The base model, Mistral‑Small‑3.2‑24B‑Instruct‑2506, was trained on a mixture of publicly available text corpora (the Crawl, Wikipedia, GitHub code, and multilingual datasets) with a focus on instruction following and tool‑calling. The training regime employed:

  • Model size: 24 B parameters, 64 transformer layers.
  • Tokenization: Mistral‑specific tokenizer with 32 k vocabulary.
  • Compute: Approximately 1,200 GPU‑days on NVIDIA H100 GPUs (mixed‑precision FP16).
  • Fine‑tuning: Instruction‑tuned on ~500 K high‑quality prompts, including function‑calling examples.

The FP8 quantized variant was produced post‑training using llm‑compressor (v0.6.1.dev0). This step does not alter the model’s weights beyond quantization, preserving the original knowledge while enabling faster, lower‑memory inference.

Licensing Information

The model card lists the license as unknown, but the tags include license:apache-2.0. In practice, this means the underlying base model (Mistral‑Small‑3.2‑24B‑Instruct‑2506) is released under the Apache 2.0 license, which is permissive and allows commercial use, modification, and distribution provided that:

  • Original copyright notices and license text are retained.
  • Any modifications are clearly marked.
  • Patents, by the licensor are granted to downstream users.

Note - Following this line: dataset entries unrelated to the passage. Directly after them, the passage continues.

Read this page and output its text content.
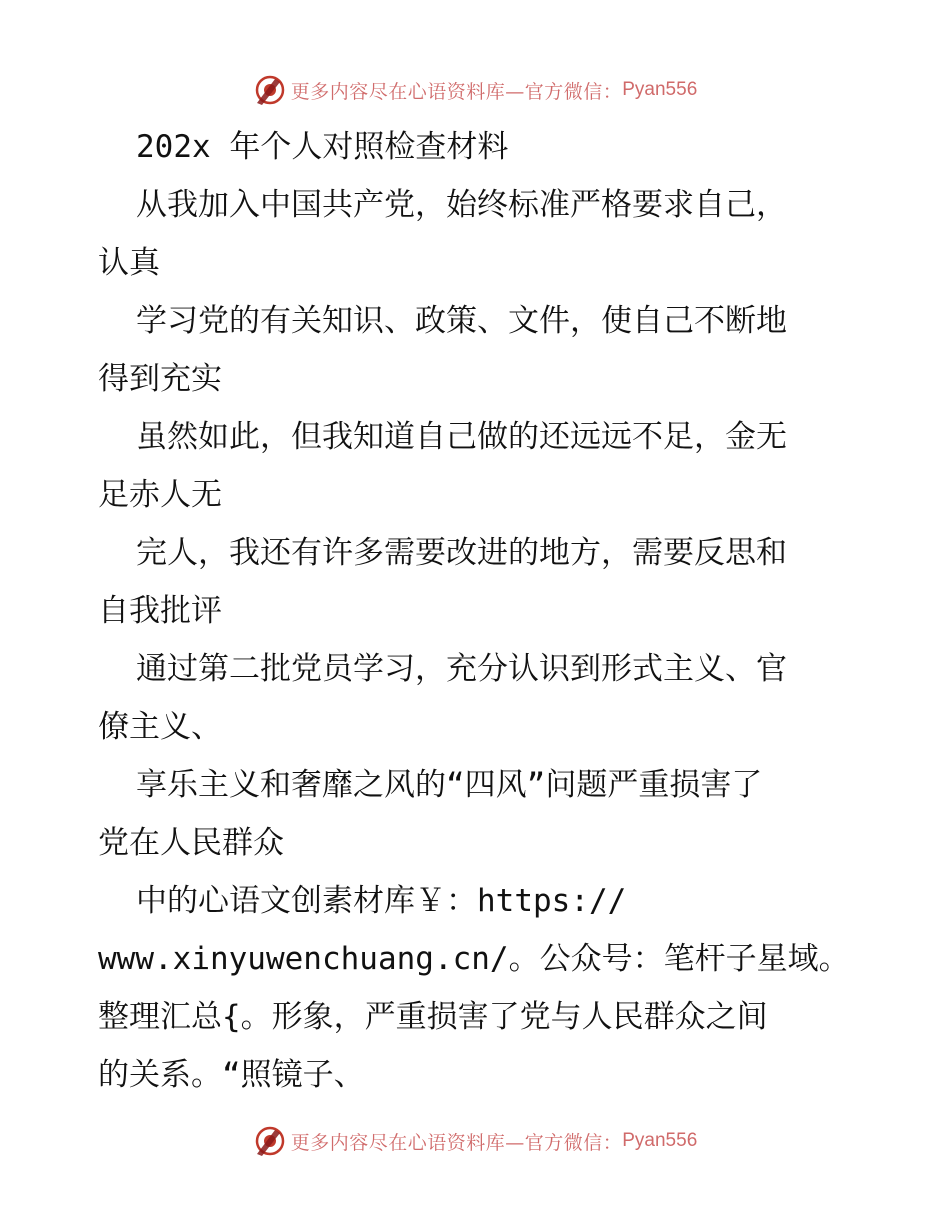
更多内容尽在心语资料库—官方微信： Pyan556
202x 年个人对照检查材料
从我加入中国共产党，始终标准严格要求自己，
认真
学习党的有关知识、政策、文件，使自己不断地
得到充实
虽然如此，但我知道自己做的还远远不足，金无
足赤人无
完人，我还有许多需要改进的地方，需要反思和
自我批评
通过第二批党员学习，充分认识到形式主义、官
僚主义、
享乐主义和奢靡之风的“四风”问题严重损害了
党在人民群众
中的心语文创素材库￥：https://
www.xinyuwenchuang.cn/。公众号：笔杆子星域。
整理汇总{。形象，严重损害了党与人民群众之间
的关系。“照镜子、
更多内容尽在心语资料库—官方微信： Pyan556
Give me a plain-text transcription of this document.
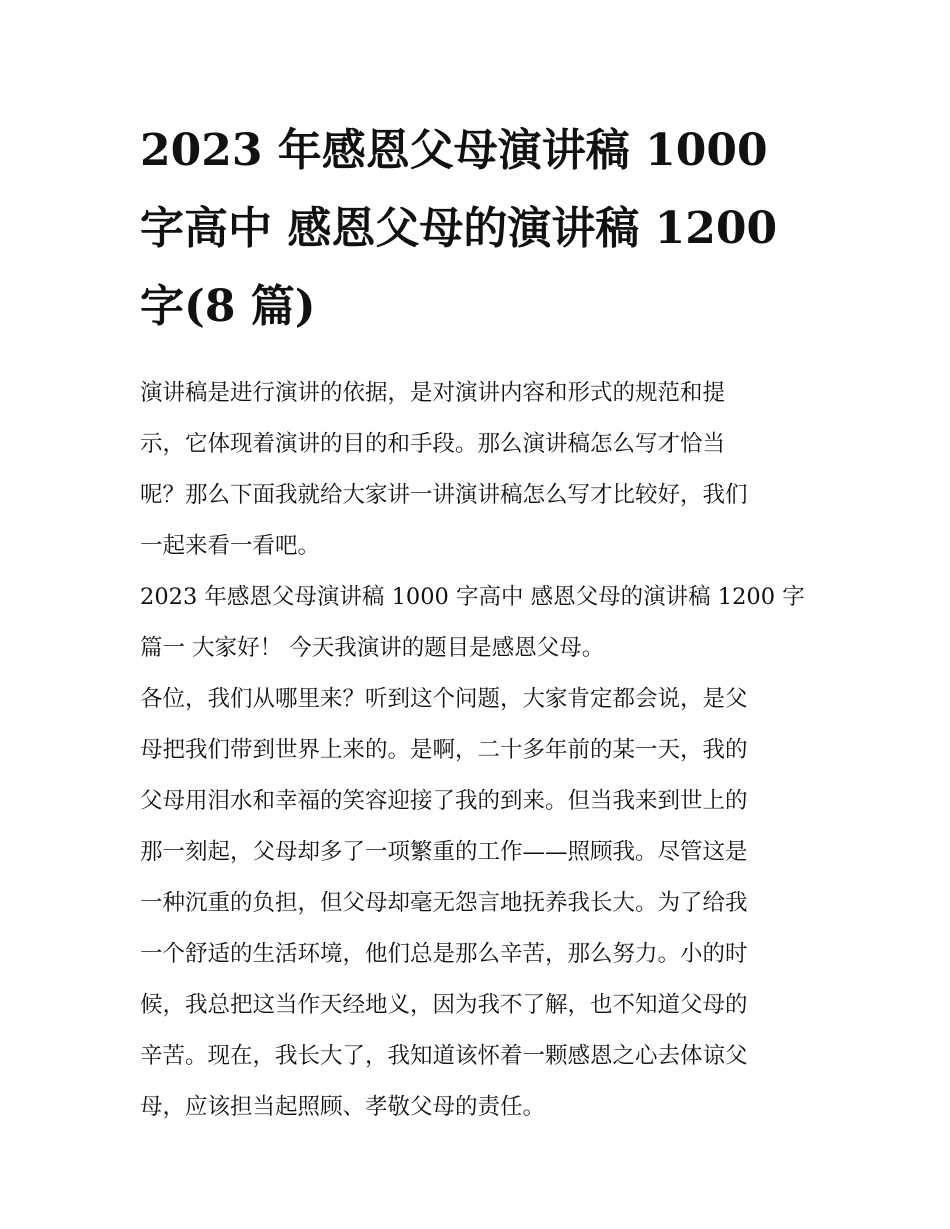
2023 年感恩父母演讲稿 1000
字高中 感恩父母的演讲稿 1200
字(8 篇)

演讲稿是进行演讲的依据，是对演讲内容和形式的规范和提
示，它体现着演讲的目的和手段。那么演讲稿怎么写才恰当
呢？那么下面我就给大家讲一讲演讲稿怎么写才比较好，我们
一起来看一看吧。

2023 年感恩父母演讲稿 1000 字高中 感恩父母的演讲稿 1200 字
篇一 大家好！ 今天我演讲的题目是感恩父母。

各位，我们从哪里来？听到这个问题，大家肯定都会说，是父
母把我们带到世界上来的。是啊，二十多年前的某一天，我的
父母用泪水和幸福的笑容迎接了我的到来。但当我来到世上的
那一刻起，父母却多了一项繁重的工作——照顾我。尽管这是
一种沉重的负担，但父母却毫无怨言地抚养我长大。为了给我
一个舒适的生活环境，他们总是那么辛苦，那么努力。小的时
候，我总把这当作天经地义，因为我不了解，也不知道父母的
辛苦。现在，我长大了，我知道该怀着一颗感恩之心去体谅父
母，应该担当起照顾、孝敬父母的责任。
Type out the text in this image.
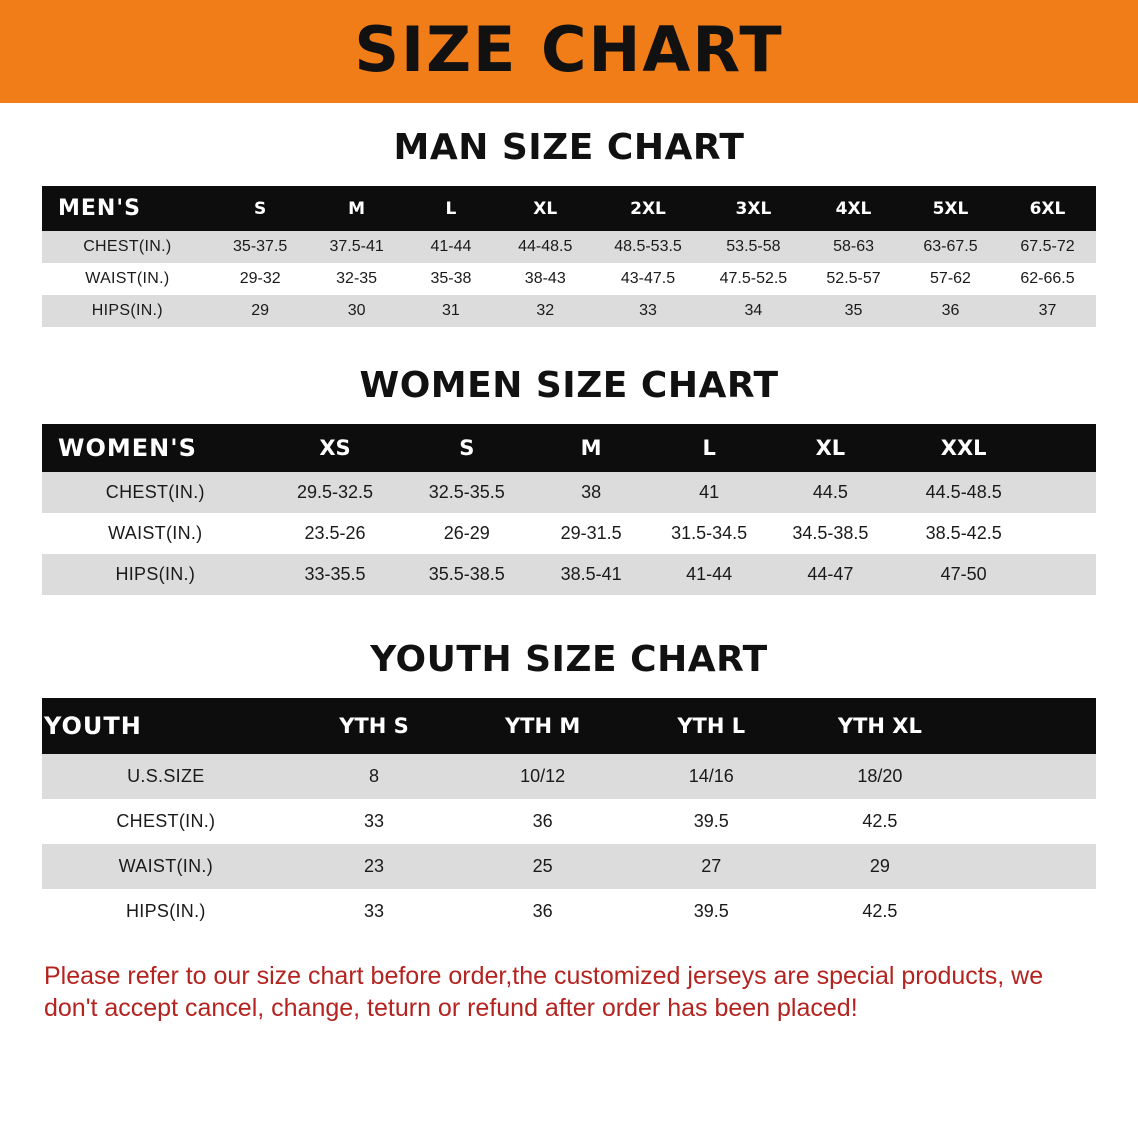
SIZE CHART
MAN SIZE CHART
MEN'S	S	M	L	XL	2XL	3XL	4XL	5XL	6XL
CHEST(IN.)	35-37.5	37.5-41	41-44	44-48.5	48.5-53.5	53.5-58	58-63	63-67.5	67.5-72
WAIST(IN.)	29-32	32-35	35-38	38-43	43-47.5	47.5-52.5	52.5-57	57-62	62-66.5
HIPS(IN.)	29	30	31	32	33	34	35	36	37
WOMEN SIZE CHART
WOMEN'S	XS	S	M	L	XL	XXL	
CHEST(IN.)	29.5-32.5	32.5-35.5	38	41	44.5	44.5-48.5	
WAIST(IN.)	23.5-26	26-29	29-31.5	31.5-34.5	34.5-38.5	38.5-42.5	
HIPS(IN.)	33-35.5	35.5-38.5	38.5-41	41-44	44-47	47-50	
YOUTH SIZE CHART
YOUTH	YTH S	YTH M	YTH L	YTH XL	
U.S.SIZE	8	10/12	14/16	18/20	
CHEST(IN.)	33	36	39.5	42.5	
WAIST(IN.)	23	25	27	29	
HIPS(IN.)	33	36	39.5	42.5	
Please refer to our size chart before order,the customized jerseys are special products, we don't accept cancel, change, teturn or refund after order has been placed!
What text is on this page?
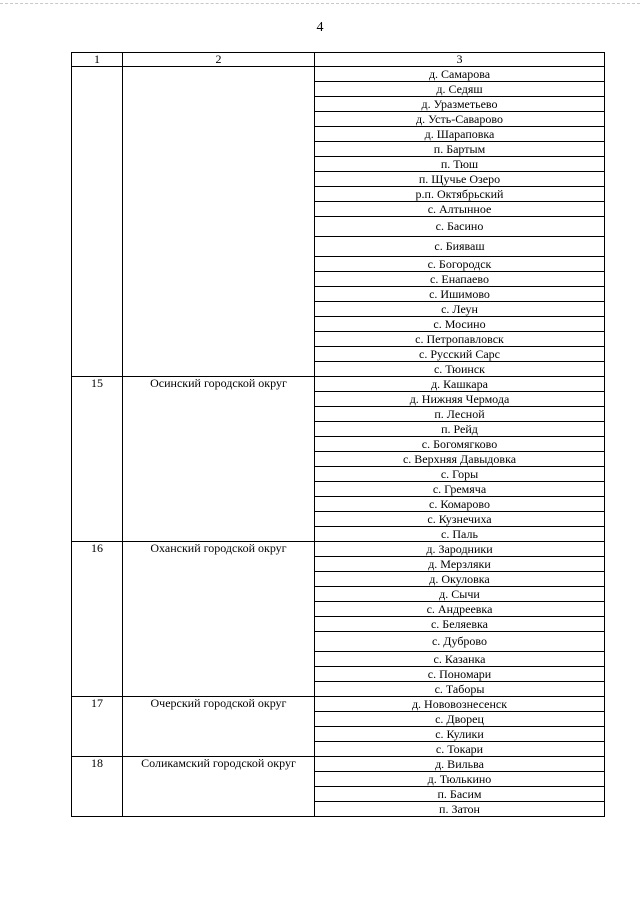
4
1	2	3
		д. Самарова
		д. Седяш
		д. Уразметьево
		д. Усть-Саварово
		д. Шараповка
		п. Бартым
		п. Тюш
		п. Щучье Озеро
		р.п. Октябрьский
		с. Алтынное
		с. Басино
		с. Бияваш
		с. Богородск
		с. Енапаево
		с. Ишимово
		с. Леун
		с. Мосино
		с. Петропавловск
		с. Русский Сарс
		с. Тюинск
15	Осинский городской округ	д. Кашкара
		д. Нижняя Чермода
		п. Лесной
		п. Рейд
		с. Богомягково
		с. Верхняя Давыдовка
		с. Горы
		с. Гремяча
		с. Комарово
		с. Кузнечиха
		с. Паль
16	Оханский городской округ	д. Зародники
		д. Мерзляки
		д. Окуловка
		д. Сычи
		с. Андреевка
		с. Беляевка
		с. Дуброво
		с. Казанка
		с. Пономари
		с. Таборы
17	Очерский городской округ	д. Нововознесенск
		с. Дворец
		с. Кулики
		с. Токари
18	Соликамский городской округ	д. Вильва
		д. Тюлькино
		п. Басим
		п. Затон
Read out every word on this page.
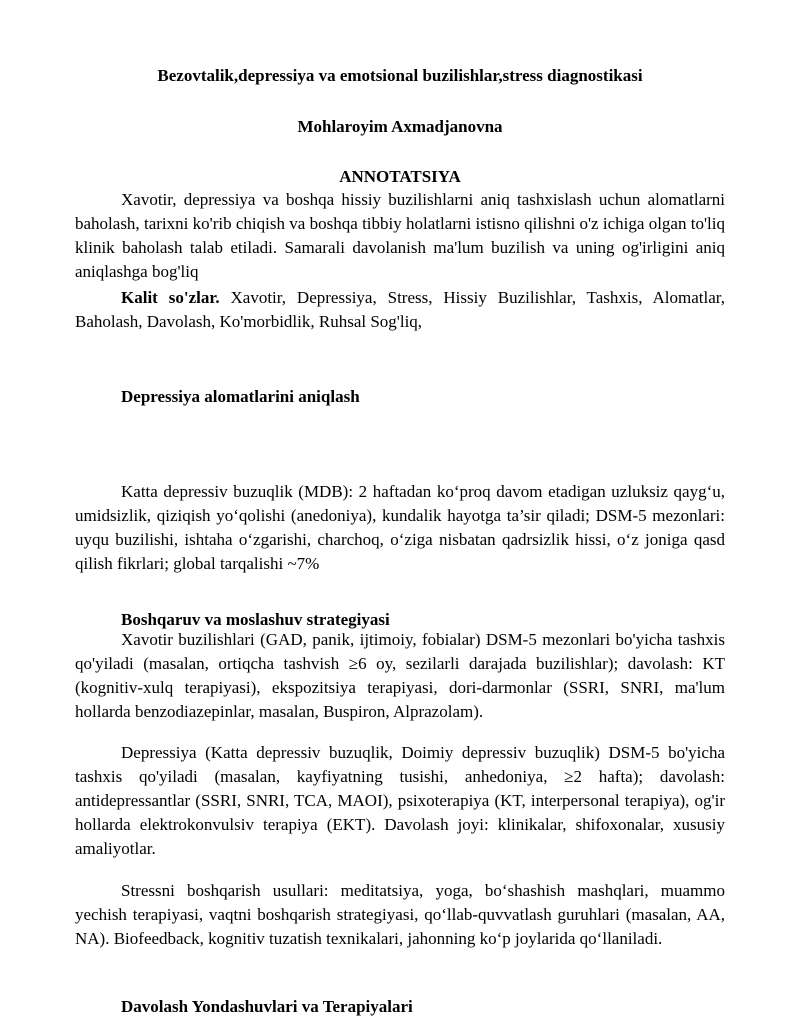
Bezovtalik,depressiya va emotsional buzilishlar,stress diagnostikasi

Mohlaroyim Axmadjanovna

ANNOTATSIYA

Xavotir, depressiya va boshqa hissiy buzilishlarni aniq tashxislash uchun alomatlarni baholash, tarixni ko'rib chiqish va boshqa tibbiy holatlarni istisno qilishni o'z ichiga olgan to'liq klinik baholash talab etiladi. Samarali davolanish ma'lum buzilish va uning og'irligini aniq aniqlashga bog'liq

Kalit so'zlar. Xavotir, Depressiya, Stress, Hissiy Buzilishlar, Tashxis, Alomatlar, Baholash, Davolash, Ko'morbidlik, Ruhsal Sog'liq,

Depressiya alomatlarini aniqlash

Katta depressiv buzuqlik (MDB): 2 haftadan ko‘proq davom etadigan uzluksiz qayg‘u, umidsizlik, qiziqish yo‘qolishi (anedoniya), kundalik hayotga ta’sir qiladi; DSM-5 mezonlari: uyqu buzilishi, ishtaha o‘zgarishi, charchoq, o‘ziga nisbatan qadrsizlik hissi, o‘z joniga qasd qilish fikrlari; global tarqalishi ~7%

Boshqaruv va moslashuv strategiyasi

Xavotir buzilishlari (GAD, panik, ijtimoiy, fobialar) DSM-5 mezonlari bo'yicha tashxis qo'yiladi (masalan, ortiqcha tashvish ≥6 oy, sezilarli darajada buzilishlar); davolash: KT (kognitiv-xulq terapiyasi), ekspozitsiya terapiyasi, dori-darmonlar (SSRI, SNRI, ma'lum hollarda benzodiazepinlar, masalan, Buspiron, Alprazolam).

Depressiya (Katta depressiv buzuqlik, Doimiy depressiv buzuqlik) DSM-5 bo'yicha tashxis qo'yiladi (masalan, kayfiyatning tusishi, anhedoniya, ≥2 hafta); davolash: antidepressantlar (SSRI, SNRI, TCA, MAOI), psixoterapiya (KT, interpersonal terapiya), og'ir hollarda elektrokonvulsiv terapiya (EKT). Davolash joyi: klinikalar, shifoxonalar, xususiy amaliyotlar.

Stressni boshqarish usullari: meditatsiya, yoga, bo‘shashish mashqlari, muammo yechish terapiyasi, vaqtni boshqarish strategiyasi, qo‘llab-quvvatlash guruhlari (masalan, AA, NA). Biofeedback, kognitiv tuzatish texnikalari, jahonning ko‘p joylarida qo‘llaniladi.

Davolash Yondashuvlari va Terapiyalari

If the FP8‑quantized derivative inherits the same license (the typical case when the quantization is performed by a third party without adding proprietary code), you may safely integrate it into commercial products, SaaS offerings, or research pipelines. Always double‑check the Hugging Face model card for any updated licensing statements before deployment.